The purpose of this project is to take in input a sequence of words corresponding to a random permutation of a given English sentence and reconstruct the original sentence. The output can be either produced in a single shot or through an iterative (autoregressive) loop generating a single token at a time.
CONSTRAINTS:
- No pretrained model can be used.
- The neural network models should have less the 20M parameters.
- No postprocessing should be done (e.g. no beam search)
- Any additional training data cannot be used.
This script contains functions and configurations used for training and evaluating various transformer models on sequence data. The main focus of this analysis is to optimize model performance, efficiency, and accuracy by experimenting with different configurations such as the number of encoder and decoder layers, embedding dimension, attention heads, intermediate dimension, dense layers, and loss functions.
Below are examples demonstrating the usage of the primary functions within this script:
- Calculate Score: You can calculate the similarity score between two sentences using the
score
function as shown in the example below:
from difflib import SequenceMatcher
# Define two sample sentences
sentence1 = "This is a test sentence."
sentence2 = "This is another test sentence."
# Calculate and print the similarity score
similarity_score = SequenceMatcher(None, sentence1, sentence2).ratio()
print("Similarity Score:", similarity_score)
- Run Model on Scrambled Inputs: To generate output sequences for scrambled input sequences using a trained model, you can use the
run_model_on_scrambled_inputs
function as follows:
import numpy as np
from tensorflow import keras
# Assume a pre-trained model
model = keras.models.Sequential()
# Define input sequences
input_sequences = np.array([[1, 2, 3, 4, 0], [5, 6, 7, 2, 0]])
# Generate and print output sequences
output_sequences = run_model_on_scrambled_inputs(model, input_sequences)
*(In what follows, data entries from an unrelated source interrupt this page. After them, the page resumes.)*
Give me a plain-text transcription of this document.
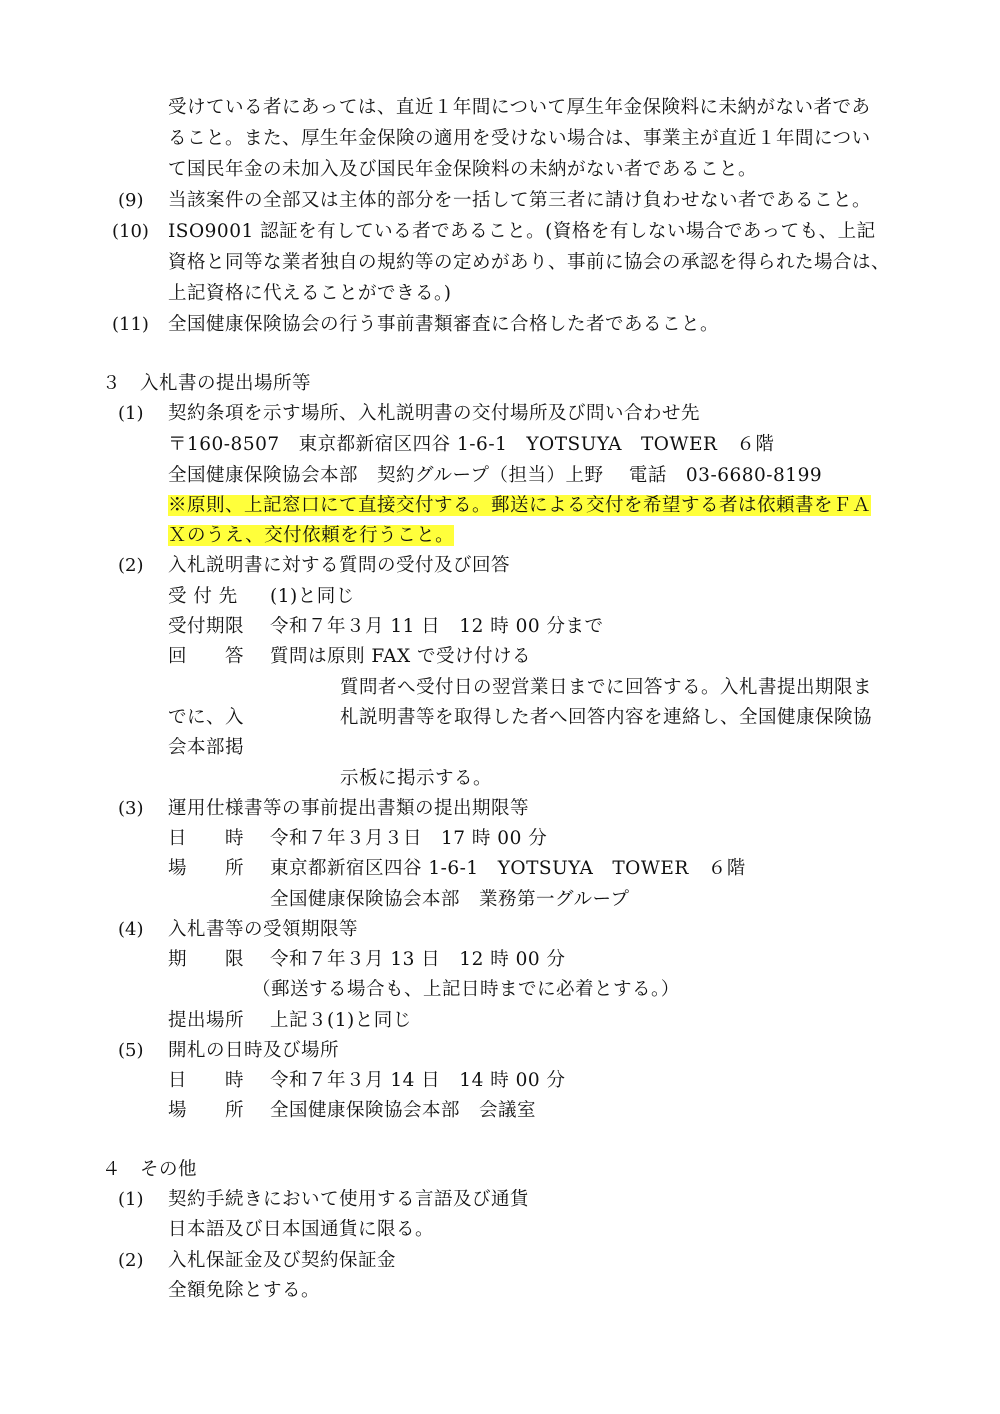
受けている者にあっては、直近１年間について厚生年金保険料に未納がない者であ
ること。また、厚生年金保険の適用を受けない場合は、事業主が直近１年間につい
て国民年金の未加入及び国民年金保険料の未納がない者であること。
(9) 当該案件の全部又は主体的部分を一括して第三者に請け負わせない者であること。
(10) ISO9001 認証を有している者であること。(資格を有しない場合であっても、上記
資格と同等な業者独自の規約等の定めがあり、事前に協会の承認を得られた場合は、
上記資格に代えることができる。)
(11) 全国健康保険協会の行う事前書類審査に合格した者であること。
３　入札書の提出場所等
(1) 契約条項を示す場所、入札説明書の交付場所及び問い合わせ先
〒160-8507　東京都新宿区四谷 1-6-1　YOTSUYA　TOWER　６階
全国健康保険協会本部　契約グループ（担当）上野　 電話　03-6680-8199
※原則、上記窓口にて直接交付する。郵送による交付を希望する者は依頼書をＦＡ
Ｘのうえ、交付依頼を行うこと。
(2) 入札説明書に対する質問の受付及び回答
受 付 先 (1)と同じ
受付期限 令和７年３月 11 日　12 時 00 分まで
回　　答 質問は原則 FAX で受け付ける
質問者へ受付日の翌営業日までに回答する。入札書提出期限ま
でに、入	札説明書等を取得した者へ回答内容を連絡し、全国健康保険協
会本部掲
示板に掲示する。
(3) 運用仕様書等の事前提出書類の提出期限等
日　　時 令和７年３月３日　17 時 00 分
場　　所 東京都新宿区四谷 1-6-1　YOTSUYA　TOWER　６階
全国健康保険協会本部　業務第一グループ
(4) 入札書等の受領期限等
期　　限 令和７年３月 13 日　12 時 00 分
（郵送する場合も、上記日時までに必着とする。）
提出場所 上記３(1)と同じ
(5) 開札の日時及び場所
日　　時 令和７年３月 14 日　14 時 00 分
場　　所 全国健康保険協会本部　会議室
４　その他
(1) 契約手続きにおいて使用する言語及び通貨
日本語及び日本国通貨に限る。
(2) 入札保証金及び契約保証金
全額免除とする。
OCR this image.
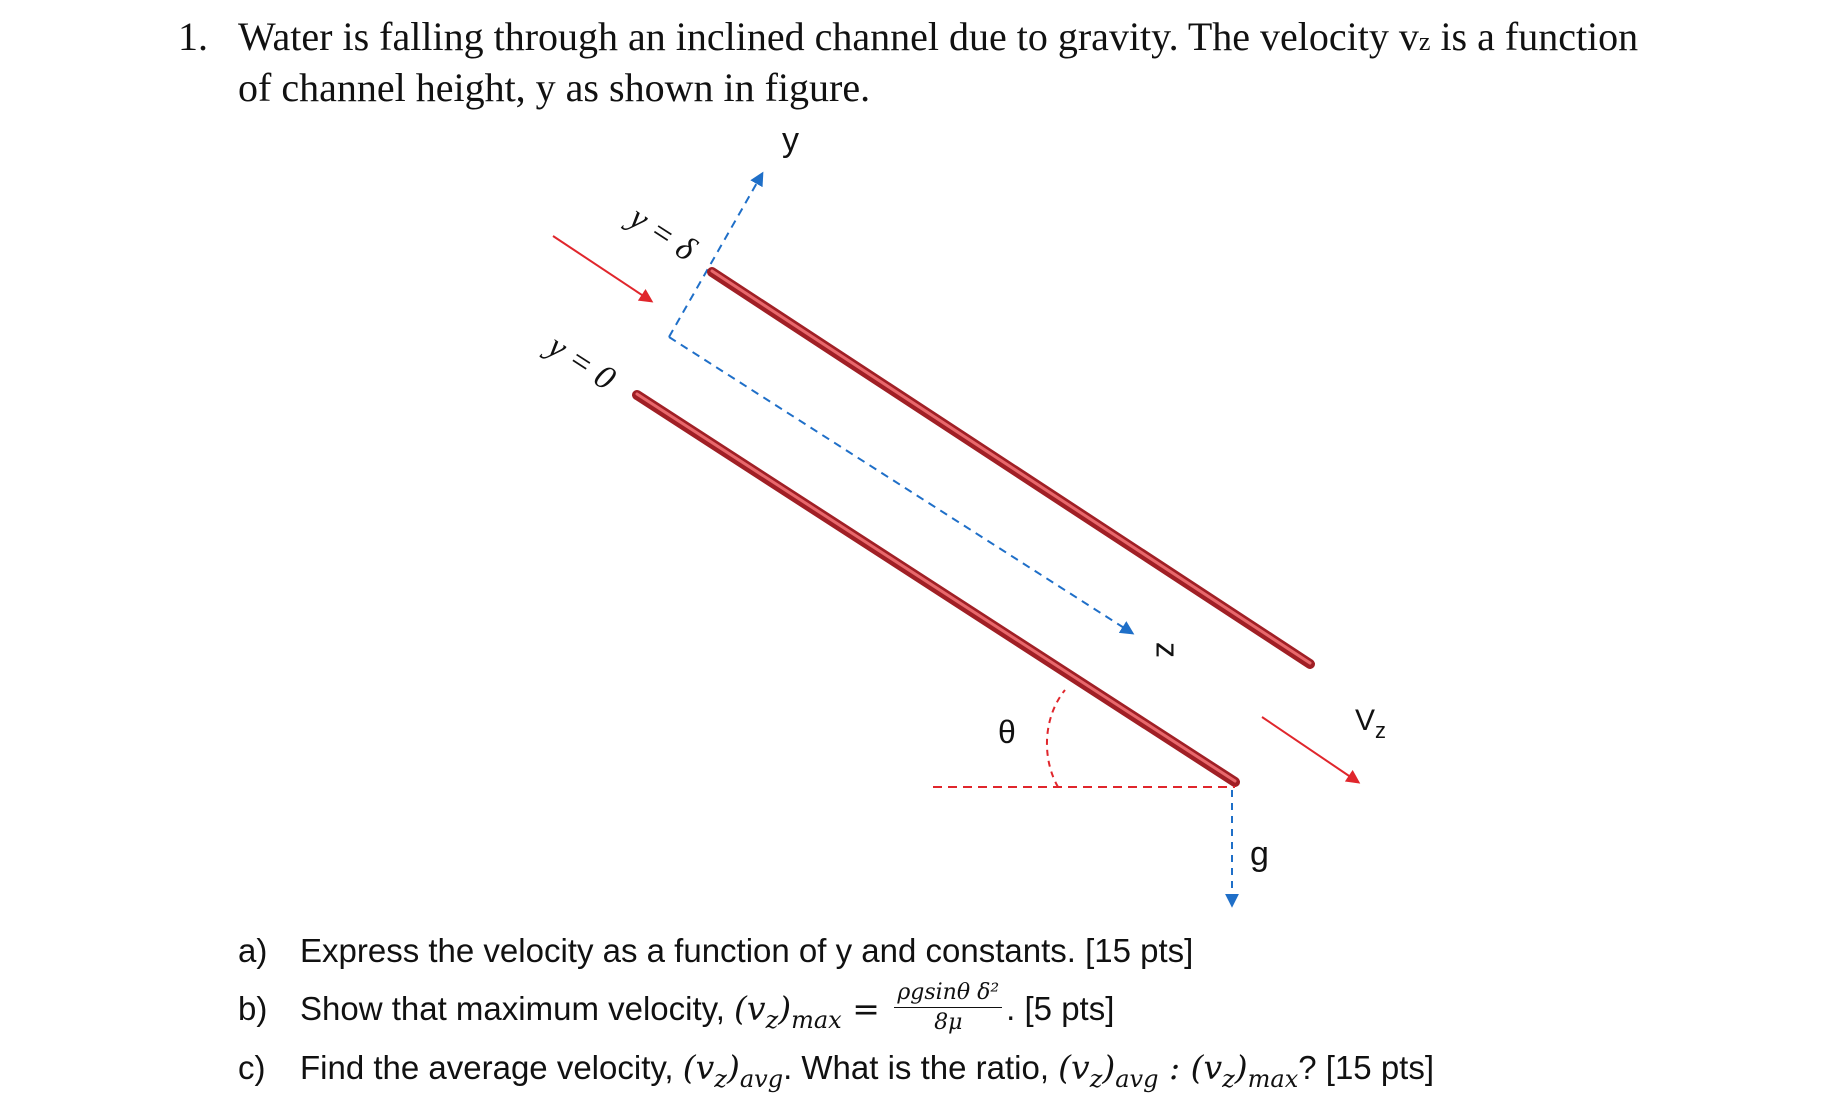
1. Water is falling through an inclined channel due to gravity. The velocity vz is a function
of channel height, y as shown in figure.
y
z
y = δ
y = 0
θ
g
$V_z$
a) Express the velocity as a function of y and constants. [15 pts]
b) Show that maximum velocity, $(v_z)_{max} = \frac{\text{ρgsinθ δ²}}{8\mu}$ . [5 pts]
c) Find the average velocity, $(v_z)_{avg}$. What is the ratio, $(v_z)_{avg}$ : $(v_z)_{max}$? [15 pts]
print("Output Sequences:", output_sequences)
- Calculate Scores for Test Sequences: To calculate scores for test sequences using a model or base input data, you can use the
calculate_score_for_test_sequences
function as shown in the example below:
import collections
# Calculate and print the base score for the test data without the model
base_scores = calculate_score_for_test_sequences()
# Calculate and print the score for the test data with the model
model_scores = calculate_score_for_test_sequences(num_samples=4000, use_model=True)
- Score Calculation: Function to calculate the similarity score between two strings using the SequenceMatcher algorithm.
- Model Inference: Function to run a model on scrambled inputs and return the predicted output sequences.
- Special Tokens Removal: Function to remove special tokens "" and "" from a sentence.
- Score Calculation for Test Sequences: Function to calculate scores for test sequences using either a model or base input data.
The baseline configuration used 6 encoder and decoder layers resulting in approximately 14 million parameters and achieved a score of 0.51 on the training set.
Different configurations were tested to analyze their impact on model performance, efficiency, and accuracy:
- Model Parameter Analysis: Increasing complexity may not necessarily lead to improved accuracy in all cases. Modifying the number of encoder and decoder layers from 6 to 10 increased model parameters to approximately 14 million but yielded similar performance.
- Attention Heads Analysis: Changing the number of attention heads to 20 resulted in a lower score (0.50) compared to the 20M model and started overfitting after the 14th epoch, highlighting the importance of careful tuning.
- Intermediate Dimension Analysis: Modifying the intermediate dimension did not significantly impact performance, resulting in a model with approximately 14 million parameters similar to other configurations.
- Dense Layers and Loss Function Analysis: Adding additional dense layers before the main dense layer of the neural network resulted in a model with 11.5 million parameters but did not improve performance significantly. Using sparse categorical crossentropy instead of categorical crossentropy led to improved training time, reduced RAM usage, and comparable performance.
- Final Configuration: For the final configuration, an embedding size of 128 and layer normalization before the final dense layer were used. This resulted in a model with approximately 11 million parameters, which performed similarly to the 20M model, demonstrating that optimal results can be achieved with careful configuration tuning and the right balance between complexity and efficiency.
Overall, these experiments demonstrate the importance of careful tuning and the right balance between model complexity and efficiency in achieving competitive results.